Un mot, en commençant, pour reconnaître la miséricorde de Dieu envers nous, comme assemblés au nom de Jésus. Je ne puis que courber la tête et adorer, en me rappelant les nombreux moments de réel rafraîchissement et de joie sincère qu'Il nous a donné de passer ensemble en sa présence. Le souvenir de ces moments, tout en remplissant le coeur d'adoration devant Dieu, nous rend indiciblement chers ceux avec lesquels nous avons joui de telles bénédictions. Le lien de l'Esprit est un lien réel ; et c'est dans la confiance qu'il m'inspire en l'amour de mes frères, que je voudrais, comme votre frère et votre serviteur pour l'amour de Christ, vous exprimer sans réserve ce qui me paraît être d'une grande importance pour la continuation de notre bonheur et de notre avantage commun, aussi bien que pour ce qui est beaucoup plus précieux encore : la gloire de Celui au nom duquel nous sommes assemblés.
Lorsque, en juillet dernier, nous fûmes conduits par le Seigneur, comme je n'en doute pas, à substituer des réunions libres, le dimanche soir, à la prédication de l'évangile, qui avait eu lieu jusqu'alors, je prévoyais tout ce qui s'en est suivi. Le résultat ne m'a point du tout surpris. Il y a des leçons relatives à la direction pratique du Saint Esprit qui ne peuvent être apprises que par l'expérience ; et bien des choses, qui peuvent maintenant par la bénédiction du Seigneur être appréciées par votre entendement spirituel et par vos consciences, auraient été alors complètement inintelligibles, si vous n'eussiez appris à connaître le genre de réunions auxquelles ces vérités s'appliquent. On dit que l'expérience est le meilleur des maîtres. Cela pourrait souvent être justement mis en doute ; mais on ne saurait douter que l'expérience ne nous fasse sentir des besoins que l'enseignement divin peut seul faire naître.
Vous me croirez, quand je vous dirai que le fait de voir mes frères mutuellement mécontents de la part qu'ils prennent les uns et les autres dans les assemblées, n'est pas pour moi un sujet de joie ; mais si cet état de choses contribuait, comme j'ai la confiance qu'il le fera, à ouvrir tous nos coeurs aux leçons de la parole de Dieu, qu'autrement nous n'aurions pu apprendre aussi bien, ce résultat serait au moins un sujet de reconnaissance et de joie.

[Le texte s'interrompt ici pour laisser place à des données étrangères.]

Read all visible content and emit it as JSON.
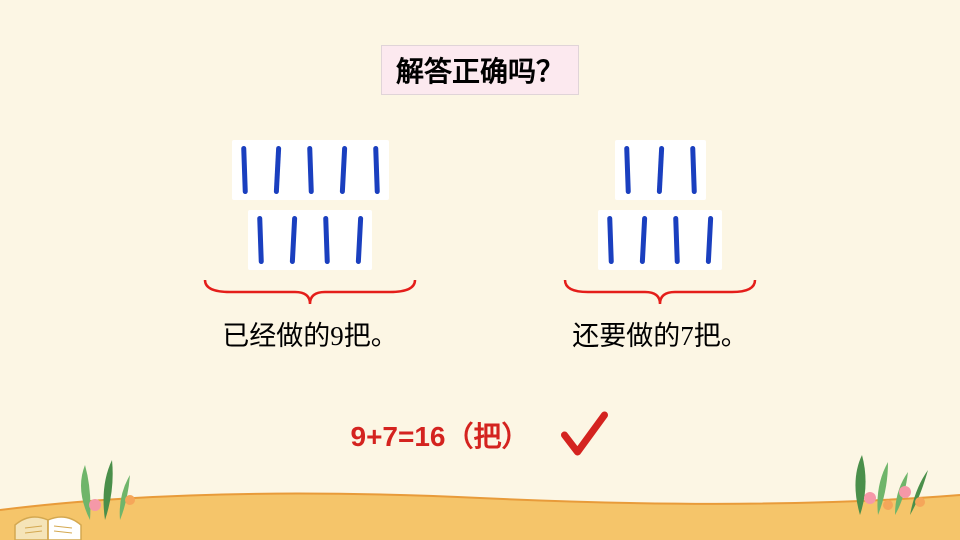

La doctrine de l'habitation du Saint Esprit dans l'Eglise sur la terre, et par conséquent, de sa présence et de sa direction dans les assemblées des saints, m'apparaît depuis bien des années, sinon comme la grande vérité de la dispensation actuelle, du moins comme une des plus importantes vérités qui distinguent cette dispensation. La négation virtuelle ou réelle de cette vérité constitue un des traits les plus sérieux de l'apostasie qui s'est fait jour. Ce sentiment ne diminue pas chez moi, mais s'approfondit plutôt à mesure que le temps s'écoule.
Je vous confesse ouvertement que, tout en reconnaissant pleinement qu'il y a des enfants bien-aimés de Dieu dans toutes les dénominations qui nous entourent, et tout en désirant tenir mon coeur ouvert à tous, il ne me serait plus possible d'être en communion avec un corps quelconque de chrétiens professants, qui substituerait des formes cléricales quelconques à la souveraine direction du Saint Esprit – pas plus que, si j'eusse été Israélite, je n'aurais pu avoir communion avec l'érection d'un veau d'or à la place du Dieu vivant. Que cela ait eu lieu dans toute la chrétienté, et que le jugement soit suspendu sur elle, à cause de ce péché et de tant d'autres, c'est ce que nous ne pouvons que reconnaître avec douleur, en nous humiliant devant Dieu, comme y ayant tous participé, et comme étant un seul corps en Christ avec un grand nombre de chrétiens qui, aujourd'hui encore, demeurent dans cet état de choses et s'en glorifient. Mais les difficultés qui accompagnent la séparation d'avec ce mal, difficultés que nous aurions certes dû prévoir et que nous commençons tous à éprouver, n'ont pas le pouvoir d'affaiblir mes convictions relativement à ce mal dont Dieu, dans sa grâce, nous a fait sortir ; et elles n'éveillent en moi aucun désir de retourner à cette espèce de position et d'autorité humaine et officielle ; position et autorité que s'arroge une certaine classe de personnes, ce qui caractérise l'église professante, et contribue à hâter le jugement qui tombera bientôt sur elle.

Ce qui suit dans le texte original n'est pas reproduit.